The rest of Argott and Weide’s documentary superficially considers Vonnegut’s work as an extension of his elusive personality. Vonnegut wasn’t much of a family man, as his middle-aged children explain through choppy on-camera interviews, but he enjoyed and sought affection from his first wife Jane and his elder sister Alice. Vonnegut also experienced great trauma as a prisoner-of-war in Dresden during WWII; those experiences also inspired the existential humor that came to define his best-known stories. Some interviewees’ observations about Vonnegut will seem obvious to anyone who’s read Vonnegut’s writing, especially his daughter Edith Vonnegut’s theory that her father’s oft-quoted mantra of “So it goes” (from “Slaughterhouse Five”, his commercial and critical breakthrough) reflects his ambivalence toward humanity and its marginal place in the universe.
Unfortunately, Weide’s considerable documentary footage of Vonnegut doesn’t really humanize the author or explain his work in a meaningful way.

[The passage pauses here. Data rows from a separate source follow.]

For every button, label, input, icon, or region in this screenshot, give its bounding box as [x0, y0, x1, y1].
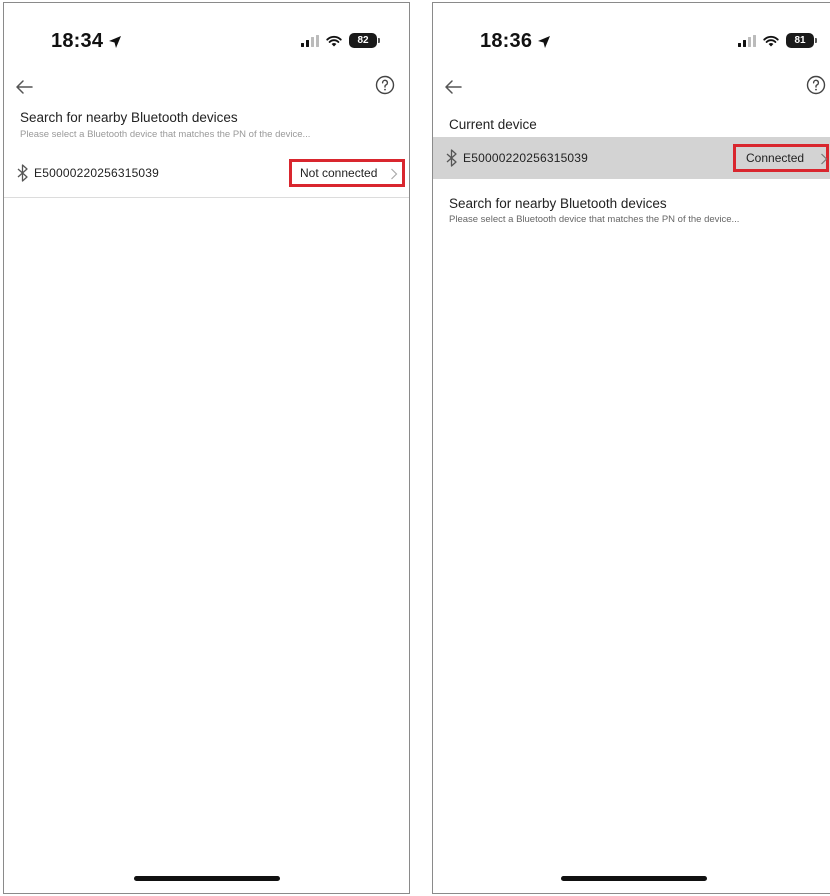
status-time-text: 18:36 — [480, 30, 533, 52]
battery-icon: 82 — [349, 33, 380, 48]
arrow-left-icon[interactable] — [441, 75, 465, 99]
status-bar: 18:34 82 — [4, 3, 409, 77]
phone-screen-1: 18:34 82 Search for nearby Bluetooth dev… — [3, 2, 410, 894]
status-time: 18:34 — [51, 30, 122, 53]
status-time-text: 18:34 — [51, 30, 104, 52]
question-circle-icon[interactable] — [804, 73, 828, 97]
search-section-subtitle: Please select a Bluetooth device that ma… — [449, 214, 740, 225]
device-name: E50000220256315039 — [463, 151, 589, 165]
list-divider — [4, 197, 409, 198]
status-bar: 18:36 81 — [433, 3, 830, 77]
chevron-right-icon — [391, 168, 398, 180]
connection-status-label: Connected — [746, 151, 805, 165]
cellular-signal-icon — [301, 34, 319, 47]
search-section-subtitle: Please select a Bluetooth device that ma… — [20, 129, 311, 140]
wifi-icon — [326, 35, 342, 46]
chevron-right-icon — [821, 153, 828, 165]
connection-status-label: Not connected — [300, 166, 378, 180]
connected-button[interactable]: Connected — [733, 144, 829, 172]
location-arrow-icon — [109, 36, 122, 48]
search-section-title: Search for nearby Bluetooth devices — [20, 110, 238, 125]
phone-screen-2: 18:36 81 Current device E500002202563150… — [432, 2, 830, 894]
arrow-left-icon[interactable] — [12, 75, 36, 99]
bluetooth-icon — [17, 164, 28, 182]
home-indicator[interactable] — [561, 876, 707, 881]
location-arrow-icon — [538, 36, 551, 48]
nav-bar — [433, 71, 830, 107]
not-connected-button[interactable]: Not connected — [289, 159, 405, 187]
current-device-row[interactable]: E50000220256315039 Connected — [433, 137, 830, 179]
status-time: 18:36 — [480, 30, 551, 53]
wifi-icon — [763, 35, 779, 46]
current-device-title: Current device — [449, 117, 537, 132]
nav-bar — [4, 71, 409, 107]
device-row[interactable]: E50000220256315039 Not connected — [4, 152, 409, 194]
question-circle-icon[interactable] — [373, 73, 397, 97]
device-name: E50000220256315039 — [34, 166, 160, 180]
status-icons: 82 — [301, 33, 380, 48]
home-indicator[interactable] — [134, 876, 280, 881]
bluetooth-icon — [446, 149, 457, 167]
status-icons: 81 — [738, 33, 817, 48]
search-section-title: Search for nearby Bluetooth devices — [449, 196, 667, 211]
battery-icon: 81 — [786, 33, 817, 48]
cellular-signal-icon — [738, 34, 756, 47]
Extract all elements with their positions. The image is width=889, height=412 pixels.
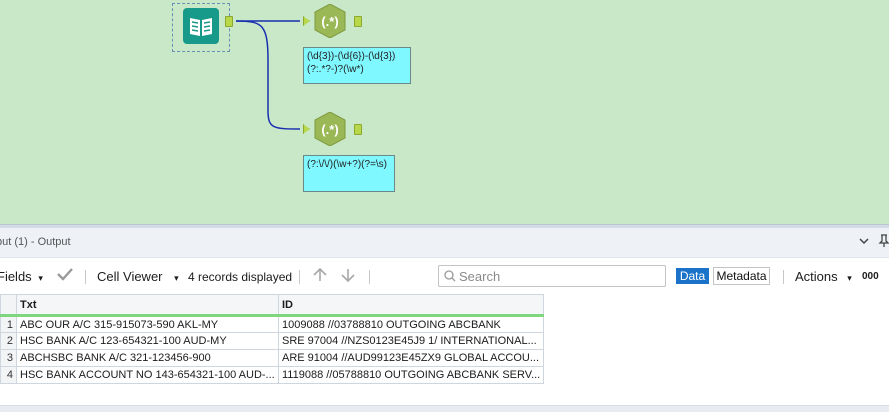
results-table: Txt ID 1 ABC OUR A/C 315-915073-590 AKL-…	[0, 294, 545, 384]
search-box[interactable]	[438, 265, 666, 287]
fields-label: Fields	[0, 269, 32, 284]
table-row[interactable]: 4 HSC BANK ACCOUNT NO 143-654321-100 AUD…	[0, 366, 545, 384]
actions-label: Actions	[795, 269, 838, 284]
caret-down-icon: ▾	[847, 273, 852, 283]
row-number: 1	[0, 315, 17, 333]
caret-down-icon: ▾	[174, 273, 179, 283]
column-header-txt[interactable]: Txt	[16, 294, 279, 317]
cell-txt[interactable]: ABC OUR A/C 315-915073-590 AKL-MY	[16, 315, 279, 333]
table-row[interactable]: 2 HSC BANK A/C 123-654321-100 AUD-MY SRE…	[0, 332, 545, 350]
regex-1-glyph: (.*)	[321, 14, 338, 29]
cell-viewer-label: Cell Viewer	[97, 269, 163, 284]
cell-id[interactable]: SRE 97004 //NZS0123E45J9 1/ INTERNATIONA…	[277, 332, 545, 350]
input-tool-selection[interactable]	[172, 3, 230, 52]
cell-txt[interactable]: ABCHSBC BANK A/C 321-123456-900	[16, 349, 279, 367]
more-options-button[interactable]: 000	[862, 271, 879, 282]
table-header-row: Txt ID	[0, 294, 545, 317]
regex-icon: (.*)	[314, 111, 346, 147]
metadata-view-button[interactable]: Metadata	[713, 267, 770, 285]
cell-id[interactable]: 1009088 //03788810 OUTGOING ABCBANK	[277, 315, 545, 333]
cell-txt[interactable]: HSC BANK A/C 123-654321-100 AUD-MY	[16, 332, 279, 350]
arrow-up-icon[interactable]	[312, 267, 328, 286]
connector-line-2	[235, 20, 301, 130]
cell-id[interactable]: ARE 91004 //AUD99123E45ZX9 GLOBAL ACCOU.…	[277, 349, 545, 367]
regex-1-output-anchor[interactable]	[354, 16, 362, 27]
regex-2-glyph: (.*)	[321, 122, 338, 137]
caret-down-icon: ▾	[38, 273, 43, 283]
row-number: 2	[0, 332, 17, 350]
results-toolbar: Fields ▾ Cell Viewer ▾ 4 records display…	[0, 258, 889, 292]
regex-2-output-anchor[interactable]	[354, 124, 362, 135]
regex-2-annotation: (?:\/\/)(\w+?)(?=\s)	[303, 155, 395, 192]
cell-viewer-button[interactable]: Cell Viewer ▾	[97, 269, 179, 284]
workflow-canvas[interactable]: (.*) (\d{3})-(\d{6})-(\d{3})(?:.*?-)?(\w…	[0, 0, 889, 224]
input-output-anchor[interactable]	[225, 16, 233, 27]
arrow-down-icon[interactable]	[340, 267, 356, 286]
row-number: 4	[0, 366, 17, 384]
toolbar-divider	[783, 270, 784, 284]
row-number-header	[0, 294, 17, 317]
results-title: put (1) - Output	[0, 236, 71, 248]
pin-icon[interactable]	[878, 234, 889, 251]
row-number: 3	[0, 349, 17, 367]
actions-button[interactable]: Actions ▾	[795, 269, 852, 284]
book-icon[interactable]	[183, 8, 219, 44]
cell-txt[interactable]: HSC BANK ACCOUNT NO 143-654321-100 AUD-.…	[16, 366, 279, 384]
fields-button[interactable]: Fields ▾	[0, 269, 43, 284]
results-title-bar: put (1) - Output	[0, 228, 889, 258]
results-panel: put (1) - Output Fields ▾ Cell Viewer ▾ …	[0, 228, 889, 412]
column-header-id[interactable]: ID	[277, 294, 545, 317]
regex-tool-2[interactable]: (.*)	[313, 111, 347, 147]
regex-1-annotation: (\d{3})-(\d{6})-(\d{3})(?:.*?-)?(\w*)	[303, 47, 411, 84]
table-row[interactable]: 1 ABC OUR A/C 315-915073-590 AKL-MY 1009…	[0, 315, 545, 333]
regex-icon: (.*)	[314, 3, 346, 39]
toolbar-divider	[369, 270, 370, 284]
regex-tool-1[interactable]: (.*)	[313, 3, 347, 39]
table-row[interactable]: 3 ABCHSBC BANK A/C 321-123456-900 ARE 91…	[0, 349, 545, 367]
search-icon	[444, 270, 456, 282]
data-view-button[interactable]: Data	[676, 268, 709, 284]
horizontal-scrollbar[interactable]	[0, 405, 889, 412]
chevron-down-icon[interactable]	[858, 235, 870, 250]
toolbar-divider	[299, 270, 300, 284]
checkmark-icon[interactable]	[56, 266, 74, 285]
connections-layer	[235, 20, 301, 130]
search-input[interactable]	[459, 268, 659, 284]
toolbar-divider	[85, 270, 86, 284]
cell-id[interactable]: 1119088 //05788810 OUTGOING ABCBANK SERV…	[277, 366, 545, 384]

Vonnegut’s shown teasing interviewers and entertaining fans, but there’s nothing truly inspiring or essential about decades-old home movies of Vonnegut haunting his childhood home or improvising a funny dance for his own children.
The same is true of decades-old interview footage where Vonnegut confirms fairly obvious interpretations of his work, like Weide’s suggestion that Vonnegut used genre tropes to distance himself from the emotional intensity of his now-beloved earlier novels, like “Sirens of Titan” and “Cat’s Cradle.” With that said, there’s only so much to be learned from mischievously curt Vonnegut soundbites like “the science-fiction thing seemed to work.”
Vonnegut’s family members and biographers provide the most intriguing material in “Kurt Vonnegut: Unstuck in Time”, but their interviews are too brief to enhance viewers’ appreciation of his work. His children raise some provocative questions about Kurt’s relationship with their mother Jane; biographer Gregory Sumner also suggests that Vonnegut had a lot to emotionally process during his divorce with Jane, given everything else that was going on in the world during the late 1970s. Still, you can’t really tell much from Sumner’s general observation that Vonnegut was “having a nervous breakdown in a culture that’s having a nervous breakdown.”
By trying to cover so many aspects of Vonnegut’s life, Argott and Weide leave viewers wondering about their ideal audience. Vonnegut’s work has been taught in American high-school English classes for decades now, so it makes sense that Argott and Weide (briefly) marvel at all the work that went into the final published version of “Slaughterhouse Five.” We’re shown various drafts of Vonnegut’s best-known work; we’re also told, by a couple of interviewees, that Vonnegut experienced the passage of time in the same discombobulated everything-at-the-same-time way as Billy Pilgrim, a time-traveling WWII vet who, in “Slaughterhouse Five”, also recovered corpses from Dresden’s smoking rubble.
But what are viewers supposed to think about Weide’s suggestion, during one of his many unremarkable-looking talking-head interviews, that Vonnegut was trying to “purge the whole Dresden experience from his soul” when he wrote “Slaughterhouse Five”? Should we know what that means because we’ve already read Vonnegut’s book, or is Weide’s interpretation proven by the fine-enough stock footage that Argott and Weide use to represent Dresden?
At one point, Vonnegut himself refers to “Slaughterhouse Five” as “my famous Dresden novel,” but that doesn’t suggest much more coming from him than when fellow author John Irving commends Vonnegut’s work for proving that “if you’re going to be serious, you better be entertaining.” Vonnegut’s fans probably understand what Irving means, but viewers of “Kurt Vonnegut: Unstuck in Time” might not feel so enlightened.
“Kurt Vonnegut: Unstuck in Time” opens Friday in theaters and on-demand.